L’année 2021 commence en fanfare sur le plan de l’ouverture des données. L’annonce par l’IGN de la diffusion en licence ouverte de ses données suit de peu la remise du rapport Bothorel au Premier ministre. Le 7 janvier, la Banque des Territoire propose une boîte à outils pour aider les collectivités à définir leur « datastratégie » qui fait la part belle à l’open data tandis que les députés européens planchent sur le Data Gouvernance Act, proposition de règlement qui leur a été présenté fin novembre 2020.
Indispensables données
Même si ces documents sont de natures très différentes (un règlement européen, un rapport parlementaire et des guides), ces initiatives partagent les mêmes constats : les données sont essentielles à l’économie d’aujourd’hui et de demain ainsi qu’aux politiques publiques. Il faut donc qu’elles circulent plus et mieux car de nombreux freins existent encore. Parmi ceux-ci, le manque d’encadrement clair, la faible mobilisation des décideurs (élus inclus), les peurs diverses (perte de pouvoir, mauvaises utilisations, captation…). En outre, il reste quelques verrous à lever dans les domaines du respect du droit commercial, de la propriété, des données personnelles, des compensations… Conséquence directe : les géants internationaux du numérique en profitent pour s’imposer, profitant allègrement des données qu’ils captent (données personnelles, commerciales et publiques). Notre souveraineté est en jeu. Mais comment faire pour embarquer des acteurs privés ? Les petites collectivités ? Tous ceux qui ne perçoivent pas la dimension politique du dossier ?

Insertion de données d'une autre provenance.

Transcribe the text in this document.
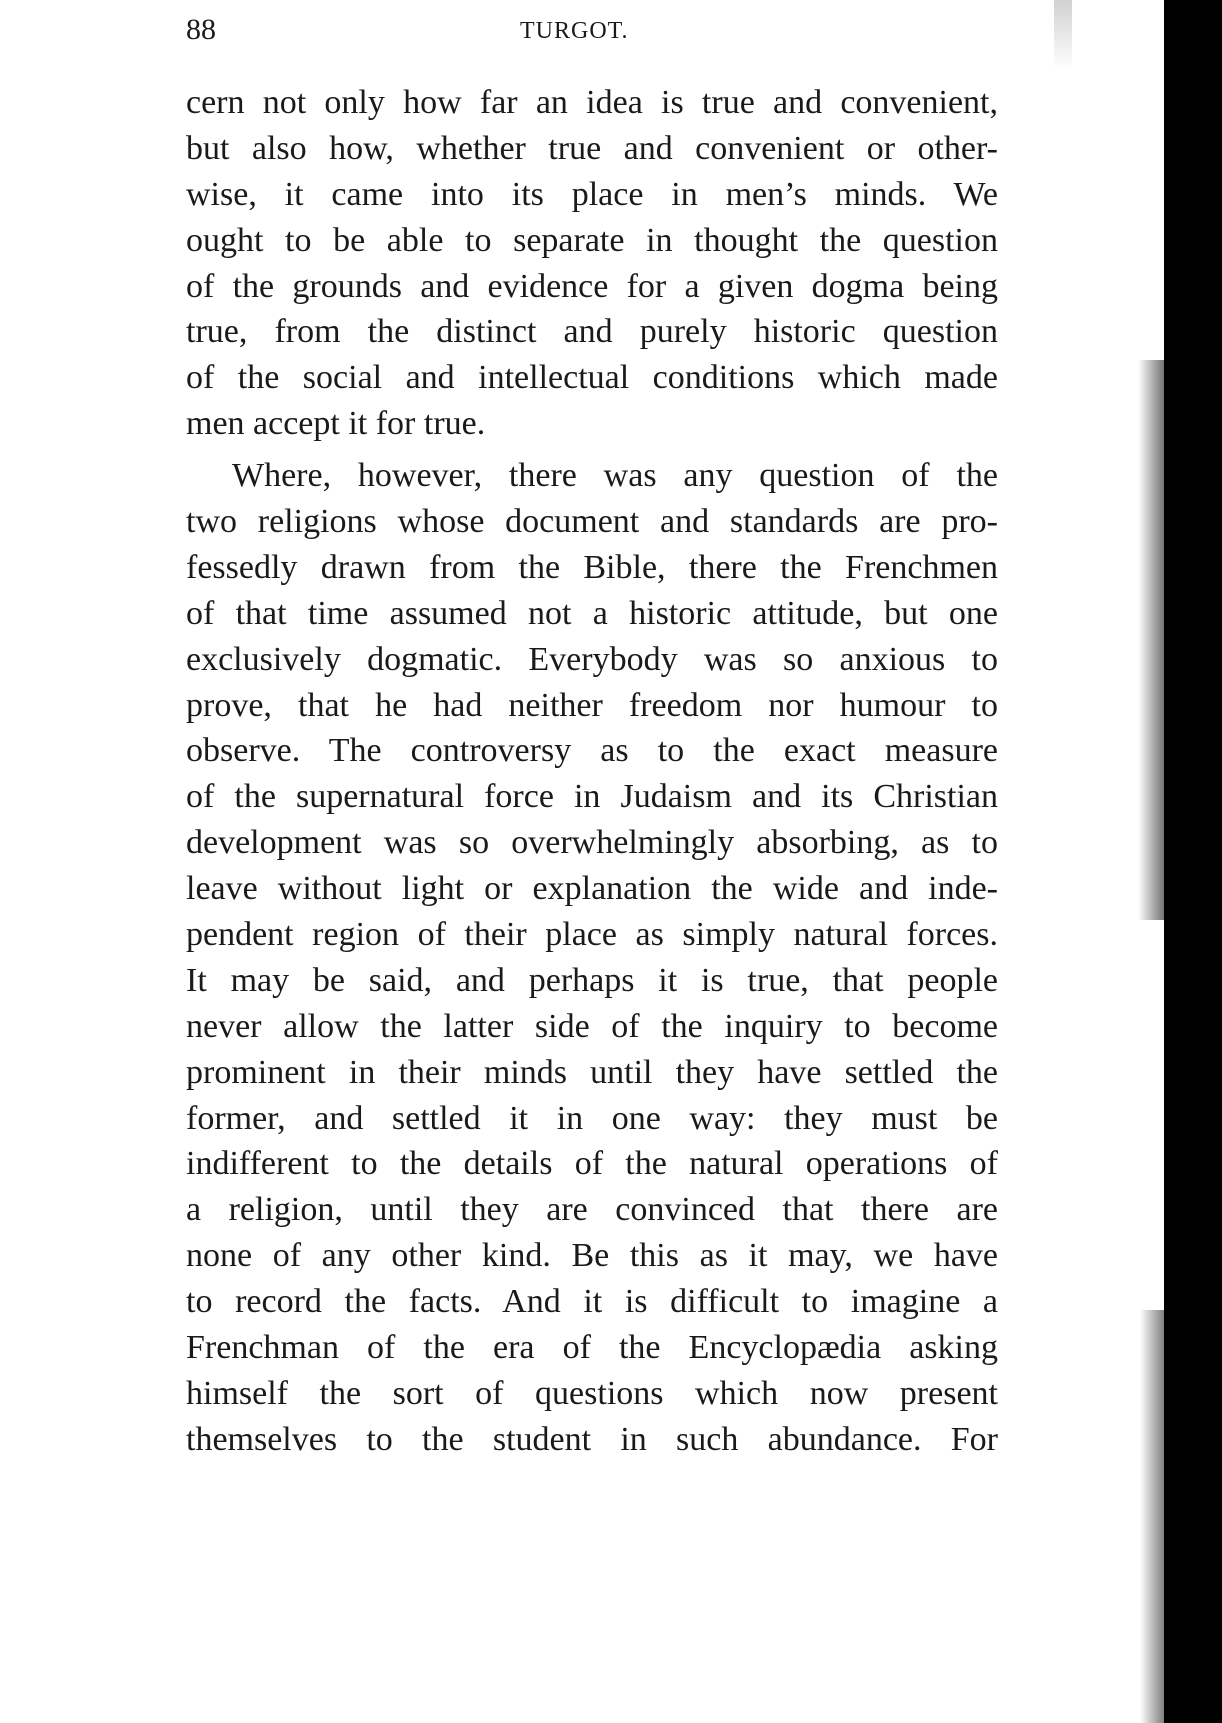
88	TURGOT.
cern not only how far an idea is true and convenient,
but also how, whether true and convenient or other-
wise, it came into its place in men’s minds. We
ought to be able to separate in thought the question
of the grounds and evidence for a given dogma being
true, from the distinct and purely historic question
of the social and intellectual conditions which made
men accept it for true.
Where, however, there was any question of the
two religions whose document and standards are pro-
fessedly drawn from the Bible, there the Frenchmen
of that time assumed not a historic attitude, but one
exclusively dogmatic. Everybody was so anxious to
prove, that he had neither freedom nor humour to
observe. The controversy as to the exact measure
of the supernatural force in Judaism and its Christian
development was so overwhelmingly absorbing, as to
leave without light or explanation the wide and inde-
pendent region of their place as simply natural forces.
It may be said, and perhaps it is true, that people
never allow the latter side of the inquiry to become
prominent in their minds until they have settled the
former, and settled it in one way: they must be
indifferent to the details of the natural operations of
a religion, until they are convinced that there are
none of any other kind. Be this as it may, we have
to record the facts. And it is difficult to imagine a
Frenchman of the era of the Encyclopædia asking
himself the sort of questions which now present
themselves to the student in such abundance. For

Le rapport Bothorel met à jour les dysfonctionnements
Le rapport du député Éric Bothorel, réalisé avec Renaud Vedel, préfet coordinateur national pur l’intelligence artificielle et Stéphanie Combes, administrative de l’INSEE et directrice du Health Data Hub propose 37 mesures pour une politique publique de la donnée, qui peuvent toutes être mises en œuvre rapidement. Il souhaite ainsi donner un sérieux coup de booste à la Loi Lemaire de 2016, qui avait posé de nombreuses bases pour l’ouverture des données.

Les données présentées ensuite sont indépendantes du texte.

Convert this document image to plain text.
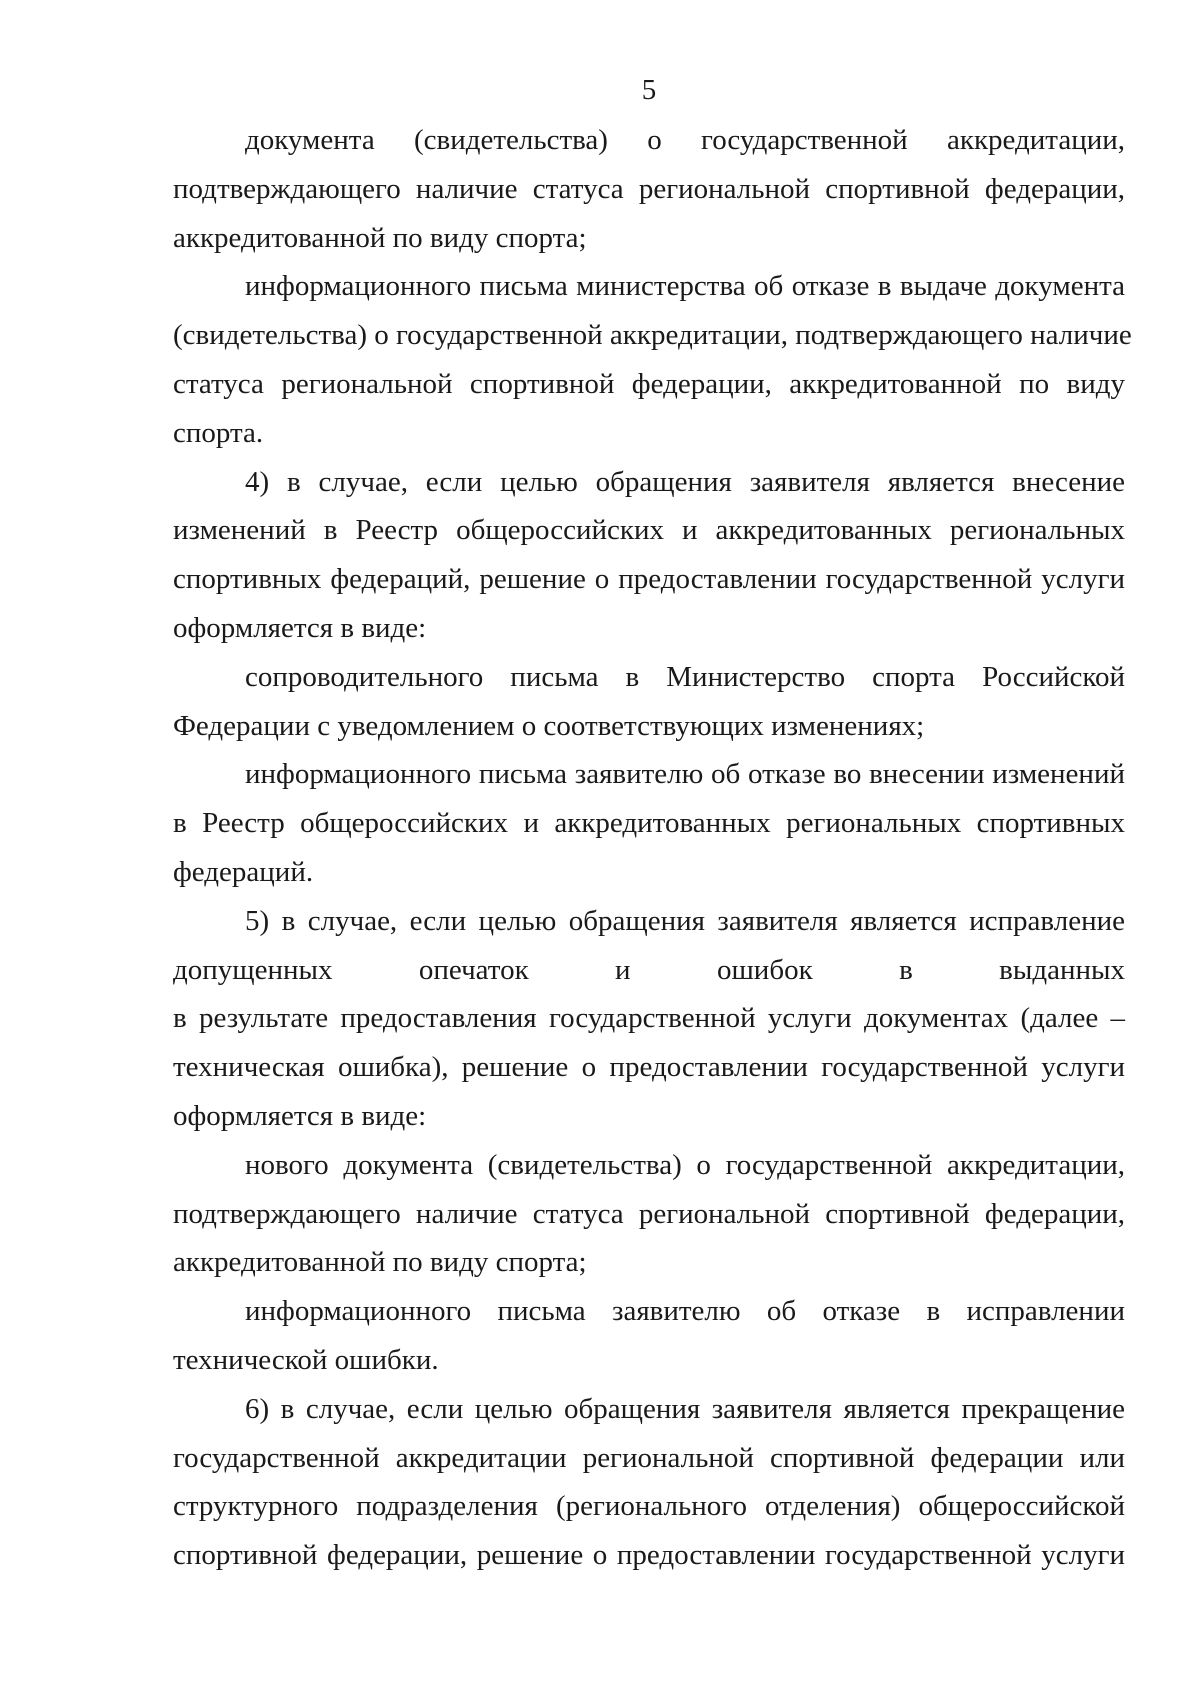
5
документа (свидетельства) о государственной аккредитации,
подтверждающего наличие статуса региональной спортивной федерации,
аккредитованной по виду спорта;
информационного письма министерства об отказе в выдаче документа
(свидетельства) о государственной аккредитации, подтверждающего наличие
статуса региональной спортивной федерации, аккредитованной по виду
спорта.
4) в случае, если целью обращения заявителя является внесение
изменений в Реестр общероссийских и аккредитованных региональных
спортивных федераций, решение о предоставлении государственной услуги
оформляется в виде:
сопроводительного письма в Министерство спорта Российской
Федерации с уведомлением о соответствующих изменениях;
информационного письма заявителю об отказе во внесении изменений
в Реестр общероссийских и аккредитованных региональных спортивных
федераций.
5) в случае, если целью обращения заявителя является исправление
допущенных опечаток и ошибок в выданных
в результате предоставления государственной услуги документах (далее –
техническая ошибка), решение о предоставлении государственной услуги
оформляется в виде:
нового документа (свидетельства) о государственной аккредитации,
подтверждающего наличие статуса региональной спортивной федерации,
аккредитованной по виду спорта;
информационного письма заявителю об отказе в исправлении
технической ошибки.
6) в случае, если целью обращения заявителя является прекращение
государственной аккредитации региональной спортивной федерации или
структурного подразделения (регионального отделения) общероссийской
спортивной федерации, решение о предоставлении государственной услуги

S’appuyant sur une analyse approfondie menée pendant 6 mois et de nombreuses interviews, le rapport est illustré par de nombreux exemples de bonnes pratiques qui ont souvent trait à l’information géographique, largement mentionnée dans le rapport. Mais il n’hésite pas non plus à décrire très concrètement quelques problèmes, tirant par exemple les leçons de la crise sanitaire et de la difficile organisation de la remontée d’informations des différents services publics concernés. Parmi les mauvais élèves pointés du doigt se trouve l’administration centrale « Le partage de données entre administrations de l’État est scandaleusement faible, au point que certaines directions ressaisissent des données disponibles dans une direction du même ministère, ou que l’open data est parfois le seul moyen pour une administration de connaître l’existence puis d’accéder aux données d’une autre administration ».

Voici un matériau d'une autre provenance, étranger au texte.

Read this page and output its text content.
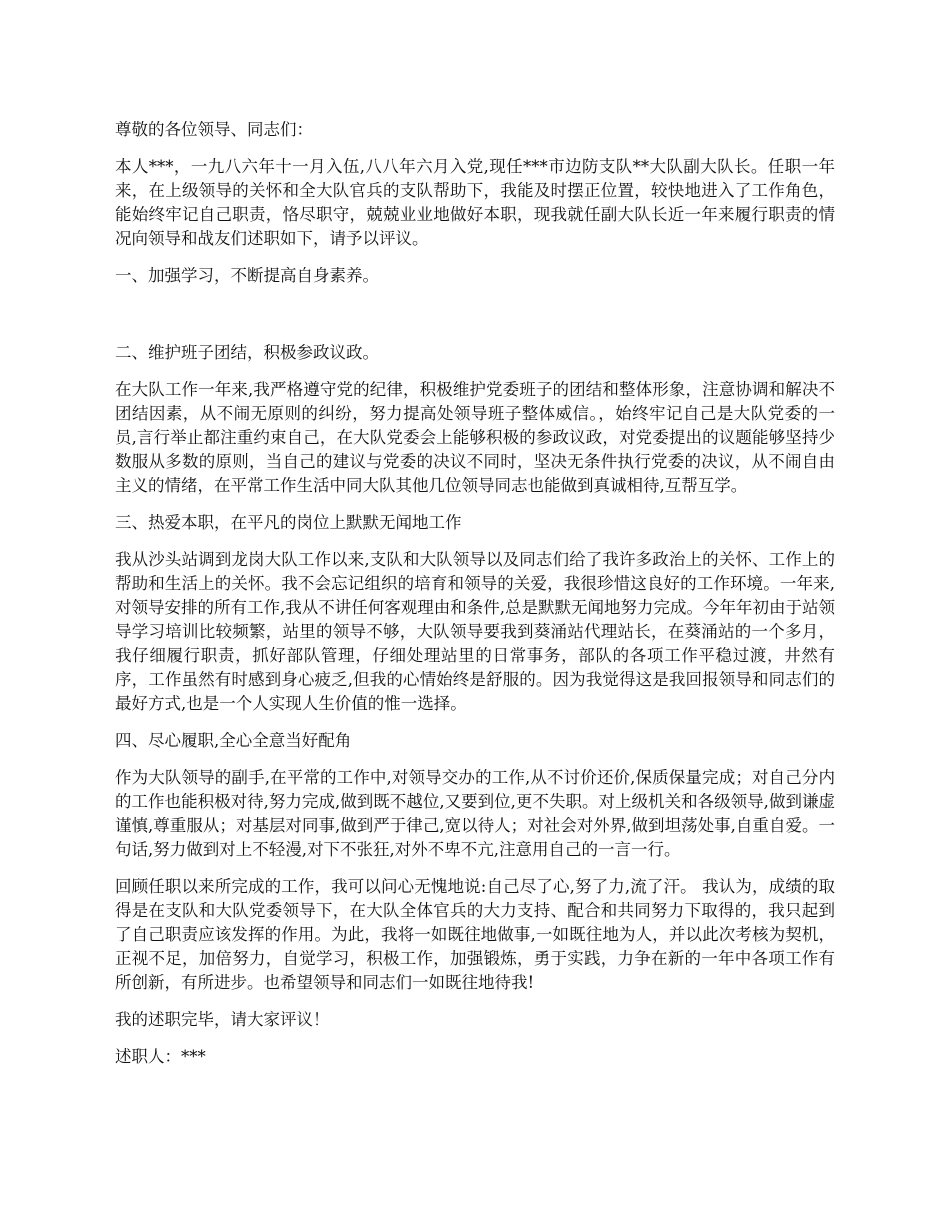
尊敬的各位领导、同志们：

本人***，一九八六年十一月入伍,八八年六月入党,现任***市边防支队**大队副大队长。任职一年来，在上级领导的关怀和全大队官兵的支队帮助下，我能及时摆正位置，较快地进入了工作角色，能始终牢记自己职责，恪尽职守，兢兢业业地做好本职，现我就任副大队长近一年来履行职责的情况向领导和战友们述职如下，请予以评议。

一、加强学习，不断提高自身素养。

二、维护班子团结，积极参政议政。

在大队工作一年来,我严格遵守党的纪律，积极维护党委班子的团结和整体形象，注意协调和解决不团结因素，从不闹无原则的纠纷，努力提高处领导班子整体威信。，始终牢记自己是大队党委的一员,言行举止都注重约束自己，在大队党委会上能够积极的参政议政，对党委提出的议题能够坚持少数服从多数的原则，当自己的建议与党委的决议不同时，坚决无条件执行党委的决议，从不闹自由主义的情绪，在平常工作生活中同大队其他几位领导同志也能做到真诚相待,互帮互学。

三、热爱本职，在平凡的岗位上默默无闻地工作

我从沙头站调到龙岗大队工作以来,支队和大队领导以及同志们给了我许多政治上的关怀、工作上的帮助和生活上的关怀。我不会忘记组织的培育和领导的关爱，我很珍惜这良好的工作环境。一年来,对领导安排的所有工作,我从不讲任何客观理由和条件,总是默默无闻地努力完成。今年年初由于站领导学习培训比较频繁，站里的领导不够，大队领导要我到葵涌站代理站长，在葵涌站的一个多月，我仔细履行职责，抓好部队管理，仔细处理站里的日常事务，部队的各项工作平稳过渡，井然有序，工作虽然有时感到身心疲乏,但我的心情始终是舒服的。因为我觉得这是我回报领导和同志们的最好方式,也是一个人实现人生价值的惟一选择。

四、尽心履职,全心全意当好配角

作为大队领导的副手,在平常的工作中,对领导交办的工作,从不讨价还价,保质保量完成；对自己分内的工作也能积极对待,努力完成,做到既不越位,又要到位,更不失职。对上级机关和各级领导,做到谦虚谨慎,尊重服从；对基层对同事,做到严于律己,宽以待人；对社会对外界,做到坦荡处事,自重自爱。一句话,努力做到对上不轻漫,对下不张狂,对外不卑不亢,注意用自己的一言一行。

回顾任职以来所完成的工作，我可以问心无愧地说:自己尽了心,努了力,流了汗。 我认为，成绩的取得是在支队和大队党委领导下，在大队全体官兵的大力支持、配合和共同努力下取得的，我只起到了自己职责应该发挥的作用。为此，我将一如既往地做事,一如既往地为人，并以此次考核为契机，正视不足，加倍努力，自觉学习，积极工作，加强锻炼，勇于实践，力争在新的一年中各项工作有所创新，有所进步。也希望领导和同志们一如既往地待我!

我的述职完毕，请大家评议！

述职人：***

RH, droits, qualité, infrastructures : une batterie de recommandations
Les préconisations des rapporteurs touchent à la fois à la mobilisation des décideurs et des agents de l’État, à la promotion de fonctions dédiées à la stratégie de la donnée et au recrutement de talents et à la mise en place des moyens nécessaires pour asseoir la stratégie et la gérer, notamment d’un point de vue juridique (grâce à la CNIL, la CADA, l’ANCT, l’ANSII). Sur le plan plus technique, le rapport insiste sur la qualité et l’interopérabilité, sur la création de hubs sectoriels (à l’image de la Géoplateforme de l’IGN) mais également sur la nécessité d’accéder à des données à granularité fine pour les travaux de recherche et pour entraîner les algorithmes d’intelligence artificielle. Un long chapitre est consacré aux données d’intérêt général, une catégorie à la fois simple et complexe à définir selon les rapporteurs. Sur ce sujet, les propositions visent à sécuriser les acteurs privés, en clarifiant le cadre juridique et en passant par des médiateurs et facilitateurs.
Au nom de l’intérêt général mais également de l’économie de la donnée, l’Europe intervient
Ce même sujet est également largement abordé dans la proposition de règlement de l’Union Européenne qui entend donner un cadre commun pour faciliter le partage de données entre administrations et acteurs privés. L’union Européenne souhaite créer un espace des données et un marché unique pour les données, afin de faciliter leur circulation dans le respect des valeurs européennes. Le projet de règlement, aujourd’hui aux mains des députés, propose notamment que soit créé un statut de « prestataire de partage de données » qui devra s’engager à respecter un certain nombre de règles dans les échanges (neutralité par exemple). Il introduit la notion d’ « altruisme de la donnée », désignant ainsi les citoyens et organisations de tous types qui mettent volontairement des données à disposition pour le bien commun qui pourront bénéficier d’une reconnaissance officielle.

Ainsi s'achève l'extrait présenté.